(Finance Research) Member of Technical Staff
micro1 · NAMER · 6 days ago
RemoteRemoteResearchFull-time
About the role
Join our research team as a Member of Technical Staff (MTS), Finance Research, where you'll help define the frontier of AI-powered financial reasoning. This role sits at the intersection of large language models, agentic systems, and enterprise finance, with a focus on building rigorous evaluation frameworks that measure, benchmark, and advance AI performance across complex financial workflows.
Responsibilities
- Design, own, and evolve evaluation frameworks for AI agents operating in financial domains, including benchmark suites, scoring methodologies, quality rubrics, and research-grade evaluation protocols.
- Conduct original research on financial reasoning, decision-making, and workflow automation, translating findings into measurable improvements in AI system performance.
- Develop and curate datasets, test cases, and benchmark environments that capture real-world enterprise finance challenges.
- Collaborate with AI researchers, machine learning engineers, and product teams to evaluate, validate, and improve finance-focused models and agentic systems.
- Analyze model behavior, failure modes, and performance trends to generate actionable insights and guide research priorities.
- Publish internal research findings, technical reports, and best practices that contribute to the broader understanding of AI capabilities in finance.
- Help establish research standards and thought leadership for enterprise financial intelligence and AI evaluation.
- Foster a culture of scientific rigor, experimentation, and collaborative innovation within a distributed research environment.
Requirements
- Advanced degree in Finance, Economics, Financial Engineering, Quantitative Finance, or a related field (PhD strongly preferred; MBA, CFA, or equivalent expertise also considered).
- Deep domain expertise in one or more areas of finance, including investment research, capital markets, risk management, corporate finance, accounting, or financial analysis.
- Demonstrated experience conducting rigorous research, developing analytical methodologies, or building evaluation frameworks in finance or related quantitative disciplines.
- Strong ability to translate ambiguous real-world financial problems into measurable research questions and evaluation criteria.
- Exceptional analytical and critical-thinking skills, with a track record of solving complex, multidisciplinary problems.
- Excellent written and verbal communication skills, including experience producing research reports, technical documentation, or thought leadership content.

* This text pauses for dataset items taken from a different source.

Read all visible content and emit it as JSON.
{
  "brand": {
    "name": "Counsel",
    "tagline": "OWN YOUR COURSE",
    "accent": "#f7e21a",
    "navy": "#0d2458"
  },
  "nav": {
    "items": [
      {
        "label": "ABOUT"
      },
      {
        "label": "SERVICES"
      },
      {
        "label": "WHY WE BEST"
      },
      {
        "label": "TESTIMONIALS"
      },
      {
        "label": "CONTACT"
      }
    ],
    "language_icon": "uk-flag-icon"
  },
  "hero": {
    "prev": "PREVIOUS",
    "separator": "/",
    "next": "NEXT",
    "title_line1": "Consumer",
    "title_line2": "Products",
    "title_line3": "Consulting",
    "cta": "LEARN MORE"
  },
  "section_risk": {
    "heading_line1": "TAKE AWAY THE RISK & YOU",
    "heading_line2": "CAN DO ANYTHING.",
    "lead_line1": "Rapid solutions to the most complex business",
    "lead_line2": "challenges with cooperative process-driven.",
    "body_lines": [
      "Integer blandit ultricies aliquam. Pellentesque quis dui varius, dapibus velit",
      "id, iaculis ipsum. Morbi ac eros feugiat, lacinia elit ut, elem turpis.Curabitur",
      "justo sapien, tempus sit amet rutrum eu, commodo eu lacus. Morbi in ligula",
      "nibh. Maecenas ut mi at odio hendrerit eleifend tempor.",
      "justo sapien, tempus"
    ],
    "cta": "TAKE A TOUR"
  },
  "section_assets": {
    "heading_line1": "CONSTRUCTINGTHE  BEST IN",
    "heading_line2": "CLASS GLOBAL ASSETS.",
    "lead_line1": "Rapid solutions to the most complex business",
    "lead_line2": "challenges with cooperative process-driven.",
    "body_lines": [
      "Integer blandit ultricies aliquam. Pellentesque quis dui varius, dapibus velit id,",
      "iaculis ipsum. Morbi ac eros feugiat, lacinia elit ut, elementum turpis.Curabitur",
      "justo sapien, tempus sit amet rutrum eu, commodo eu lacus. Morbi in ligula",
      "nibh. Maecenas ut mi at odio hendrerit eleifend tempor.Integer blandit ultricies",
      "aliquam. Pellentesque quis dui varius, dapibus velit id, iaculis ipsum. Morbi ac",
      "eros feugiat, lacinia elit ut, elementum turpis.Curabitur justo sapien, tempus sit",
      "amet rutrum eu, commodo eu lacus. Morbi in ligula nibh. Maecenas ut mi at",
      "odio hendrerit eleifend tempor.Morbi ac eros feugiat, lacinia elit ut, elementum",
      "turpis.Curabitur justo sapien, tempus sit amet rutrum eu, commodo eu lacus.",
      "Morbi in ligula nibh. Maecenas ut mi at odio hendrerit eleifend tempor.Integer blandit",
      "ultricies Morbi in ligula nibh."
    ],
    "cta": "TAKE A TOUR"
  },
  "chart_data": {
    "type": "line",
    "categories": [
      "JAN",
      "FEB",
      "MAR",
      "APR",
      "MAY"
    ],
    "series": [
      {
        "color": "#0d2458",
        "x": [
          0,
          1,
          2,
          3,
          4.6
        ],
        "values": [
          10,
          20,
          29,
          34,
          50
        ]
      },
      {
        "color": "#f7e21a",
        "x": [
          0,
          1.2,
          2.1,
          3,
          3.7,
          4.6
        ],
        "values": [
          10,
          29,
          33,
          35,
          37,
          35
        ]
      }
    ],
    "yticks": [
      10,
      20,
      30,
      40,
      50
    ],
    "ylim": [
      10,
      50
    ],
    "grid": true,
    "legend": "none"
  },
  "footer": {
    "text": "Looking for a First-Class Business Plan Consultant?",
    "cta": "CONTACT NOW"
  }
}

- Experience working in highly collaborative, cross-functional environments involving research, engineering, and product stakeholders.
Preferred Qualifications
- Experience evaluating, benchmarking, or researching large language models, AI agents, reasoning systems, or enterprise AI applications.

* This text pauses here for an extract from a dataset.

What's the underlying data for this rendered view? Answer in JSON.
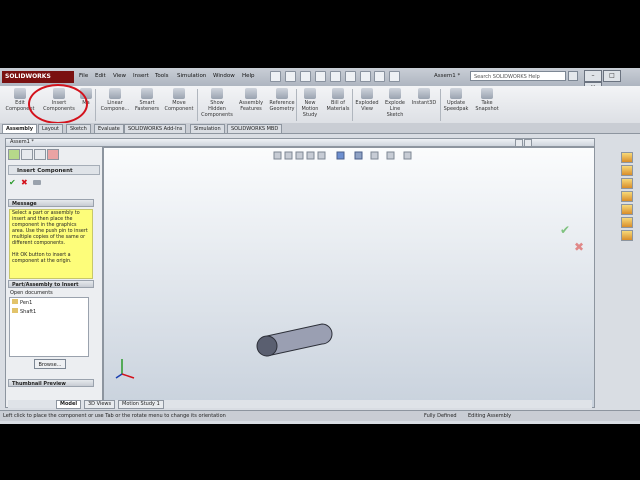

- Familiarity with agentic workflows, AI evaluation methodologies, synthetic data generation, or model alignment techniques.
- Knowledge of contemporary research in machine learning, financial AI, decision intelligence, or computational finance.
- Experience designing industry benchmarks, assessment frameworks, or performance standards.
- Publication record in academic conferences, journals, industry research, or influential technical publications.
- Proficiency with data analysis, experimentation, or quantitative research tools (e.g., Python, SQL, statistical analysis, or machine learning frameworks).